Törn ging zur Tür. Er drehte sich um und sagte: »Ich werde nichts mehr lernen, Vater! Und die anderen in meiner Klasse denken genauso. Wir wollen raus aus dem Schiff! Wir wollen Gras unter unseren Füßen haben, nicht immer diesen kalten Stahl.«

Bilda wich den fassungslosen Blicken ihres Mannes aus, als sie ihren Sohn das sagen hörte, was sie immer schon dachte. Sie konnte niemals seine Partei ergreifen, ohne Shake zu verlieren, das wusste sie. Aber sollte sie deshalb ihren Sohn im Stich lassen?

Es gab keinen Kompromiss, das spürte und ahnte sie. Aber sie begriff nicht, wie es möglich sein konnte, dass Törn alle Hemmungen plötzlich fallen ließ und das sagte, was er dachte und fühlte.
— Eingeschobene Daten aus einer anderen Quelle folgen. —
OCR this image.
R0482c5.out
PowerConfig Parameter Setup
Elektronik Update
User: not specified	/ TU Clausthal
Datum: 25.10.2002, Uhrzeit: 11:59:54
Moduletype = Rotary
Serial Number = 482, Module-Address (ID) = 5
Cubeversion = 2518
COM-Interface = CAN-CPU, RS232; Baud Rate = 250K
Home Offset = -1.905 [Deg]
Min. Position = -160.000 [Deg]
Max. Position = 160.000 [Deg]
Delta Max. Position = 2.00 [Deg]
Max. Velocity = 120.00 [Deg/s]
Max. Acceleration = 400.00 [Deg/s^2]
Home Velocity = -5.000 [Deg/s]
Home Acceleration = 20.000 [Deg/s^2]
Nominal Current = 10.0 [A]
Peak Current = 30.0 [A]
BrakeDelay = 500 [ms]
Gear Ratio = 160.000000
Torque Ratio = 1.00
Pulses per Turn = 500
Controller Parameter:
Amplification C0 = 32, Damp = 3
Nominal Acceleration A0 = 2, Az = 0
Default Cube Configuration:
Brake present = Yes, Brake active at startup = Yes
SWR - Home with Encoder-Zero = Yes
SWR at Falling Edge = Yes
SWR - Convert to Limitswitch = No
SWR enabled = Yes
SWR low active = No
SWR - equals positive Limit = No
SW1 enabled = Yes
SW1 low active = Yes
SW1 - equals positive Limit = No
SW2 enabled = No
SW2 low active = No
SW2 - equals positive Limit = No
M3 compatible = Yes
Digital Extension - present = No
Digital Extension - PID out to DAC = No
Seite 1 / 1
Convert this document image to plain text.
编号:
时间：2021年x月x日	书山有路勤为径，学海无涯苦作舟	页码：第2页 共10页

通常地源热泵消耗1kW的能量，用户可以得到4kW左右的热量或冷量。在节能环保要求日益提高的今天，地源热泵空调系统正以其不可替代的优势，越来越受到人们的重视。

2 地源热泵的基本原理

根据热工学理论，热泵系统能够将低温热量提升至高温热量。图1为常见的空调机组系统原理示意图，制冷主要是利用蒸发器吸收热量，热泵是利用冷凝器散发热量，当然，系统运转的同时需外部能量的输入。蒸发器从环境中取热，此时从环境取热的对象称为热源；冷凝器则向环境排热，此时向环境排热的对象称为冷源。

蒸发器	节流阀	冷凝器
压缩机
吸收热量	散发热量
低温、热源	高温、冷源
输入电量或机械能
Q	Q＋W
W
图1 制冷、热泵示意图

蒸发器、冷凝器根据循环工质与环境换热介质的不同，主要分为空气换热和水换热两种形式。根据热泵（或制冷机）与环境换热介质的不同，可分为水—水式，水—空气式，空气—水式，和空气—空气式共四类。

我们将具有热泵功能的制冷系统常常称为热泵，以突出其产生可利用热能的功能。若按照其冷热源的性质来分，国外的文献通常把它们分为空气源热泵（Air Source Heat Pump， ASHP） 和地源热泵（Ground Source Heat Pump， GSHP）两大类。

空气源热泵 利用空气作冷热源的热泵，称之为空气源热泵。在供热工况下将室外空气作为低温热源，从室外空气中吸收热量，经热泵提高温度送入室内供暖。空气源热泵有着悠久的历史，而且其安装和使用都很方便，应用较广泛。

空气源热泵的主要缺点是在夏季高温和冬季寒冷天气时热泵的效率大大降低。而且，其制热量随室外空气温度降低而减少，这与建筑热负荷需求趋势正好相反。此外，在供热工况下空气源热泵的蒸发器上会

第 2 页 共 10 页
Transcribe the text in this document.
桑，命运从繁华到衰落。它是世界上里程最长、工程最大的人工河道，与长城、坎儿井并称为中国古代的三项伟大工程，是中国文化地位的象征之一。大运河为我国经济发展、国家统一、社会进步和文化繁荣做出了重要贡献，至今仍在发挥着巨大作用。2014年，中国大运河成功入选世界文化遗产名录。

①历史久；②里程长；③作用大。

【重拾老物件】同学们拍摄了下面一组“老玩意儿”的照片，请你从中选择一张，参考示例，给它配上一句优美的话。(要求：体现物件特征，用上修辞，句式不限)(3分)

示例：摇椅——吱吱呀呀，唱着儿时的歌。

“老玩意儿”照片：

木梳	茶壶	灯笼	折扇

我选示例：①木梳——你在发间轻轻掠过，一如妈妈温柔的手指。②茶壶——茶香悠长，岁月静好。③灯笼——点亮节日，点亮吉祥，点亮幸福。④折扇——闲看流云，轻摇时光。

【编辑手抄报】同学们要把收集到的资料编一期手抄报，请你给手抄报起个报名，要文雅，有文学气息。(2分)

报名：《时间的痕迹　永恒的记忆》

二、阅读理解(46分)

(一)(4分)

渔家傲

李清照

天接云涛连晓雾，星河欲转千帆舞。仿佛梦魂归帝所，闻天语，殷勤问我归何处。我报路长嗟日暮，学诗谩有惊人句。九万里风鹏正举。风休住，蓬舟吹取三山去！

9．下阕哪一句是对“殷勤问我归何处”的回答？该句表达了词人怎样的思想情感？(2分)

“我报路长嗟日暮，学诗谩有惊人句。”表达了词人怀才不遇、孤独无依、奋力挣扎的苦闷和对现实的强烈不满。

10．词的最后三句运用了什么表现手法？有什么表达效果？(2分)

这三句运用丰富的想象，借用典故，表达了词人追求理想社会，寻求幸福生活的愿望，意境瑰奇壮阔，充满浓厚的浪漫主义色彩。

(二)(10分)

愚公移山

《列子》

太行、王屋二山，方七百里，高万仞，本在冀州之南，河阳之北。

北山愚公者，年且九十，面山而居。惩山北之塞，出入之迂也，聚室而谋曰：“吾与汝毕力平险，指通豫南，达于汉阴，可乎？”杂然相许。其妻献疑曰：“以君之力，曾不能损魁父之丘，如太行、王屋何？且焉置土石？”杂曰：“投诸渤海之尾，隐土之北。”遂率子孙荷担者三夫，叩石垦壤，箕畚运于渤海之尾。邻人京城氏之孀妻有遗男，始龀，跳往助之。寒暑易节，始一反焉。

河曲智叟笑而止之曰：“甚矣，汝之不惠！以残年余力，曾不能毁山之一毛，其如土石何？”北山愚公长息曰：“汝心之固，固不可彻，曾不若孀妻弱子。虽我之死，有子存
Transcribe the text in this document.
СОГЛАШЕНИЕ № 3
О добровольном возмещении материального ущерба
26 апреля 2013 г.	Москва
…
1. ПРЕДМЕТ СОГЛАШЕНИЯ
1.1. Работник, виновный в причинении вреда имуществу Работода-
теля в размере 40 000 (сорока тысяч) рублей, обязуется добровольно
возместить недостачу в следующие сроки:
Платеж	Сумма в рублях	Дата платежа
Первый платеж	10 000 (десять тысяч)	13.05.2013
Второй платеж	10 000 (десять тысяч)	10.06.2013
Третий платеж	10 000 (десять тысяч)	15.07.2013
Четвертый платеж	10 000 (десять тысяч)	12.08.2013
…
»Geh in dein Zimmer!«, befahl sie sanft. »Wir reden später noch darüber. Vater wird dir bei den Aufgaben helfen.«

Törn nickte wortlos und schloss die Tür hinter sich.

»Verstehst du das, Bilda?«, fragte Karwanter. »Was ist nur in den Jungen gefahren?«

Sie versuchte zu lächeln, aber es gelang ihr nicht ganz.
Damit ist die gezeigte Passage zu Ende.